Why do I hold onto so much? Why do I not let go of the thousand thoughts that fill my brain, stuff in my memory that whirls around like leaves caught in Autumn's self-clearing breeze? And why do the leaves twist, almost screaming in the wind? Pride. They do not want to give up what is already not theirs.
Ah, so we come to the truth of the matter, which is why autumn in our north country is so rightly called Fall. Fall. Colder winds and rains tear off leaves so dearly held for nine months of tightly clasped, oh-so-important leaf-called mortal things.
The trees lose everything they have worn as winter once again creeps its return, hiding in frosted mornings that slip into awareness as slyly as a cat stalks its mouse-prey. And both are stripped naked, giving way to the truth of their bare reality: death.

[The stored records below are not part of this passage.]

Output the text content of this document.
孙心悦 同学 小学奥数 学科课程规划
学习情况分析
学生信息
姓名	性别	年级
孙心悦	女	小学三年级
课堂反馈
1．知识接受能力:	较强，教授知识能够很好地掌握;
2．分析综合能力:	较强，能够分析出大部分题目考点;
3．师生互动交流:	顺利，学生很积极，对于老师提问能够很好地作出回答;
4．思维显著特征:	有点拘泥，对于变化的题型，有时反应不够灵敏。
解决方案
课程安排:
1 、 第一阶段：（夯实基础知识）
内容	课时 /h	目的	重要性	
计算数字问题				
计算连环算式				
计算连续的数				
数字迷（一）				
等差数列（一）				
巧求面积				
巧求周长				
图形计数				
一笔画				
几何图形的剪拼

For newness to grow, many things must be let go. The dearness of the trees' seeming riches: leaves. And nuts, fruits and seeds. The tree holds tightly to these things. Yet she cannot prevail against winter's wise pruning. There must be room for inner grace of yearning. A stripping off of Fall's dead leaves, no matter how lovely, must open us into a new way of being: an emptiness that yearns for more in the less, for a different holding in the need for owning—a simplicity of being in the empty nest's offering: “Fill me instead with Thee,” cries the Tree. “That I may live free of me. Birth me into God's simplicity.”

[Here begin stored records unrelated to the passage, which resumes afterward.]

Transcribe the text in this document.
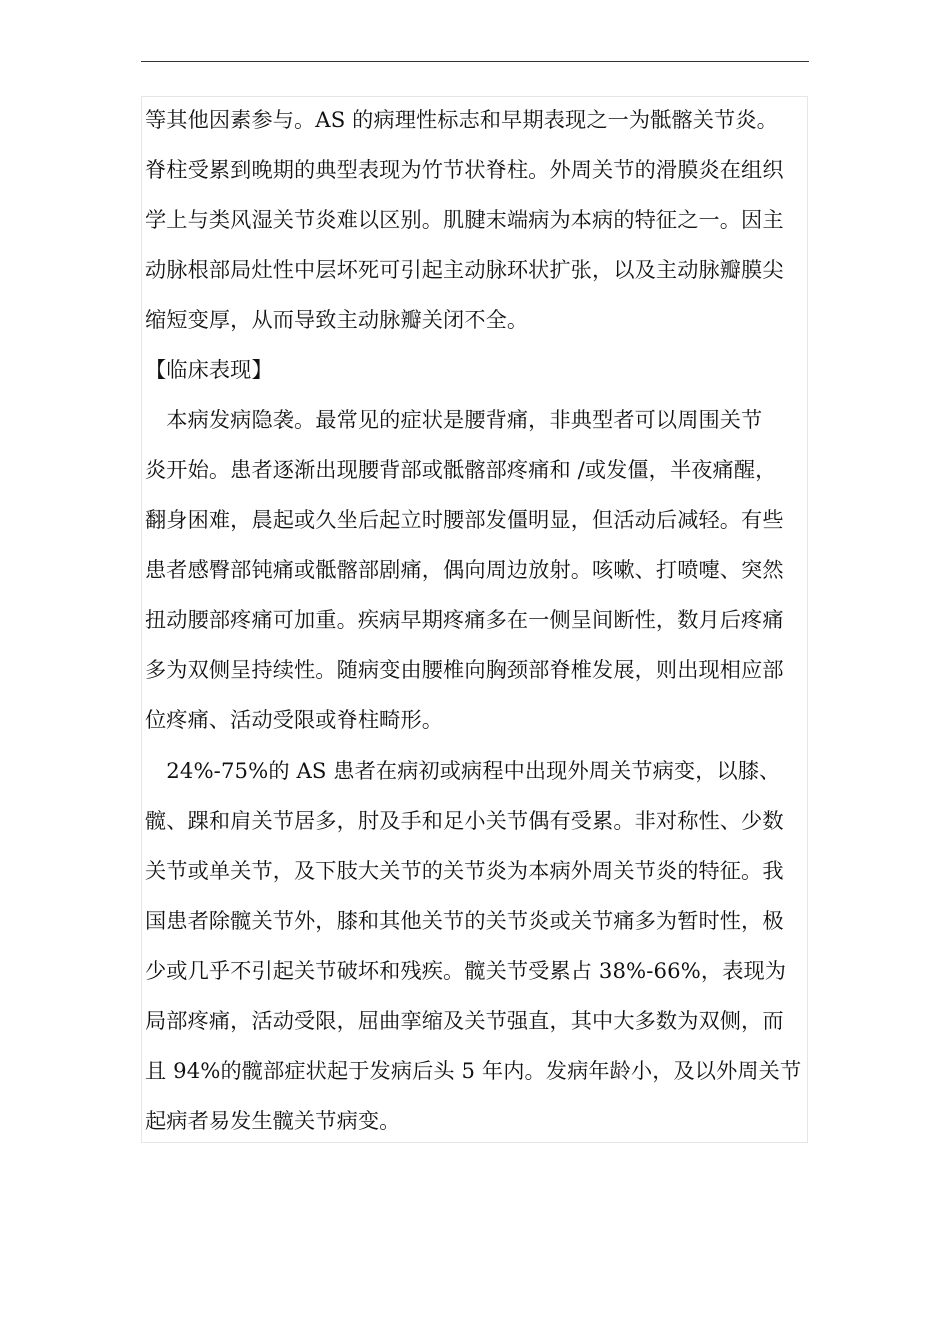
等其他因素参与。AS 的病理性标志和早期表现之一为骶髂关节炎。
脊柱受累到晚期的典型表现为竹节状脊柱。外周关节的滑膜炎在组织
学上与类风湿关节炎难以区别。肌腱末端病为本病的特征之一。因主
动脉根部局灶性中层坏死可引起主动脉环状扩张，以及主动脉瓣膜尖
缩短变厚，从而导致主动脉瓣关闭不全。
【临床表现】
　本病发病隐袭。最常见的症状是腰背痛，非典型者可以周围关节
炎开始。患者逐渐出现腰背部或骶髂部疼痛和 /或发僵，半夜痛醒，
翻身困难，晨起或久坐后起立时腰部发僵明显，但活动后减轻。有些
患者感臀部钝痛或骶髂部剧痛，偶向周边放射。咳嗽、打喷嚏、突然
扭动腰部疼痛可加重。疾病早期疼痛多在一侧呈间断性，数月后疼痛
多为双侧呈持续性。随病变由腰椎向胸颈部脊椎发展，则出现相应部
位疼痛、活动受限或脊柱畸形。
　24%-75%的 AS 患者在病初或病程中出现外周关节病变，以膝、
髋、踝和肩关节居多，肘及手和足小关节偶有受累。非对称性、少数
关节或单关节，及下肢大关节的关节炎为本病外周关节炎的特征。我
国患者除髋关节外，膝和其他关节的关节炎或关节痛多为暂时性，极
少或几乎不引起关节破坏和残疾。髋关节受累占 38%-66%，表现为
局部疼痛，活动受限，屈曲挛缩及关节强直，其中大多数为双侧，而
且 94%的髋部症状起于发病后头 5 年内。发病年龄小，及以外周关节
起病者易发生髋关节病变。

Teach me what to hold and what to let fall. It may not be things at all. It may be to see in the eyes of that Sister, the Divine Brother, Who gazes with a love that shows me my sister (and/or my brother) are of one to another.
Bound in burning leaf colors, Heart of the Other tells us that Stuff is not going to stumble us if we keep our eyes and heart on the Other, Who is our Brother in every Way, the only Truth to be trusted and Who is Life unto an eternity of becoming a sister, a brother to Love.

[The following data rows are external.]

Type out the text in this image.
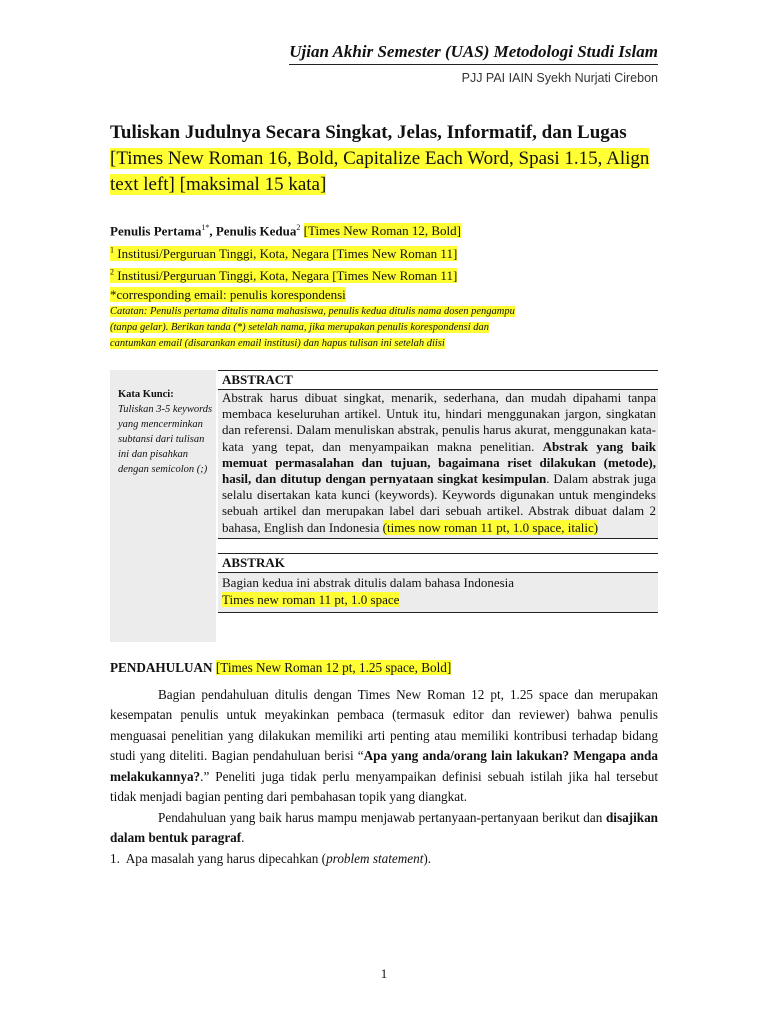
Ujian Akhir Semester (UAS) Metodologi Studi Islam
PJJ PAI IAIN Syekh Nurjati Cirebon
Tuliskan Judulnya Secara Singkat, Jelas, Informatif, dan Lugas [Times New Roman 16, Bold, Capitalize Each Word, Spasi 1.15, Align text left] [maksimal 15 kata]
Penulis Pertama$^{1*}$, Penulis Kedua$^2$ [Times New Roman 12, Bold]
$^1$ Institusi/Perguruan Tinggi, Kota, Negara [Times New Roman 11]
$^2$ Institusi/Perguruan Tinggi, Kota, Negara [Times New Roman 11]
*corresponding email: penulis korespondensi
Catatan: Penulis pertama ditulis nama mahasiswa, penulis kedua ditulis nama dosen pengampu
(tanpa gelar). Berikan tanda (*) setelah nama, jika merupakan penulis korespondensi dan
cantumkan email (disarankan email institusi) dan hapus tulisan ini setelah diisi
Kata Kunci:
Tuliskan 3-5 keywords yang mencerminkan subtansi dari tulisan ini dan pisahkan dengan semicolon (;)
ABSTRACT
Abstrak harus dibuat singkat, menarik, sederhana, dan mudah dipahami tanpa membaca keseluruhan artikel. Untuk itu, hindari menggunakan jargon, singkatan dan referensi. Dalam menuliskan abstrak, penulis harus akurat, menggunakan kata-kata yang tepat, dan menyampaikan makna penelitian. Abstrak yang baik memuat permasalahan dan tujuan, bagaimana riset dilakukan (metode), hasil, dan ditutup dengan pernyataan singkat kesimpulan. Dalam abstrak juga selalu disertakan kata kunci (keywords). Keywords digunakan untuk mengindeks sebuah artikel dan merupakan label dari sebuah artikel. Abstrak dibuat dalam 2 bahasa, English dan Indonesia (times now roman 11 pt, 1.0 space, italic)
ABSTRAK
Bagian kedua ini abstrak ditulis dalam bahasa Indonesia
Times new roman 11 pt, 1.0 space
PENDAHULUAN [Times New Roman 12 pt, 1.25 space, Bold]

Bagian pendahuluan ditulis dengan Times New Roman 12 pt, 1.25 space dan merupakan kesempatan penulis untuk meyakinkan pembaca (termasuk editor dan reviewer) bahwa penulis menguasai penelitian yang dilakukan memiliki arti penting atau memiliki kontribusi terhadap bidang studi yang diteliti. Bagian pendahuluan berisi “Apa yang anda/orang lain lakukan? Mengapa anda melakukannya?.” Peneliti juga tidak perlu menyampaikan definisi sebuah istilah jika hal tersebut tidak menjadi bagian penting dari pembahasan topik yang diangkat.

Pendahuluan yang baik harus mampu menjawab pertanyaan-pertanyaan berikut dan disajikan dalam bentuk paragraf.

1. Apa masalah yang harus dipecahkan (problem statement).

1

Then will we forever dance with Divine Life, warmed by the Son's soft breath, the Father's immensity teaching us the kindness of true humility and the Spirit weaving strands of leaf lights: infinity of beauty, in the God of pure Unity.
She is looking again, this Sister of our mutual Divine Brother, but what do I see now?! A kind amusement. I think she is humoring me. And I am grateful, because our Brother is smiling quite openly. What a time we shall have with Love in eternity!